Camel’s Hump isn’t the one place where the important thing has clicked. From Atlantic beaches to southwestern deserts—from the Cascades to the Tetons to the Adirondacks—I’ve experimented with extreme slowness, notching SKTs along the way in which. My Rim-to-Rim on the Grand Canyon was molasses. My Grays-Torreys traverse in Colorado was honey oozing from the jar. Don’t even ask for the story of my trek within the Olympic Peninsula’s Hoh Valley—it could take eternally to inform.

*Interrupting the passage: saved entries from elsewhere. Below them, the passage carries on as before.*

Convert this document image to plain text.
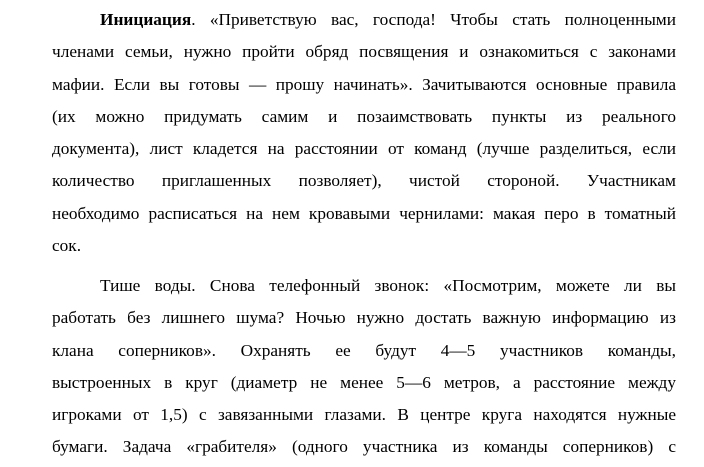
Инициация. «Приветствую вас, господа! Чтобы стать полноценными
членами семьи, нужно пройти обряд посвящения и ознакомиться с законами
мафии. Если вы готовы — прошу начинать». Зачитываются основные правила
(их можно придумать самим и позаимствовать пункты из реального
документа), лист кладется на расстоянии от команд (лучше разделиться, если
количество приглашенных позволяет), чистой стороной. Участникам
необходимо расписаться на нем кровавыми чернилами: макая перо в томатный
сок.
Тише воды. Снова телефонный звонок: «Посмотрим, можете ли вы
работать без лишнего шума? Ночью нужно достать важную информацию из
клана соперников». Охранять ее будут 4—5 участников команды,
выстроенных в круг (диаметр не менее 5—6 метров, а расстояние между
игроками от 1,5) с завязанными глазами. В центре круга находятся нужные
бумаги. Задача «грабителя» (одного участника из команды соперников) с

I can’t recall when exactly this quirky pastime began—after fifth grade, definitely, as my childhood was all sugar and bouncy balls and Mach-5 exuberance—but a Saturday afternoon in San Francisco, back in my twenties, marks the moment when the concept crystalized and I clearly grasped the magic of slowness. I used to be living at the middle of the town (a dirtbag nature boy will do strange, torturous things for the love of an excellent urban woman) and the claustrophobia of concrete heaped upon concrete was threatening to suffocate me. Dreaming of the Sierra Nevada and the Lost Coast, of the getaway automotive I didn’t possess, I bolted for the Mount Sutro Open Space Reserve, an 80-acre grove of eucalyptus tucked behind a hospital complex, three miles from my apartment and smack-dab in the course of the town. Green scent, green light, green mood, green freedom… ahhh.

Nope. The relief was ephemeral, because inside an hour I’d strolled out of the eucalyptus and into yet one more neighborhood of wailing ambulance sirens and latte-sipping yuppies. Instinctively, I spun on my heels and reentered the grove, with no plan but determined to one way or the other extend the green.

Inhale, exhale. Inhale, exhale. Inhale, exhale. Inhale, exhale. Inhale, exhale.

Step.

Inhale, exhale. Inhale, exhale. Inhale, exhale. Inhale, exhale. Inhale, exhale.

Step.

How’s the expression go? Scorn for latte-sipping yuppies is the mother of invention? Five breaths at a time, I moved up the trail. Five breaths at a time, the 52 delicate bones in my feet absorbed the micro topography. Five breaths at a time, my spine tingled with electric signals that appeared to emanate from the soil. Five breaths at a time, I adjusted to a radically unhurried rhythm and a thrillingly fresh awareness.

A snail dropped me to all fours. I zoomed in. A fog-dragon rattled branches in the cover. I zoomed out.

Inhale, exhale.

Step.

I stayed within the grove until dusk, going nowhere, traveling far.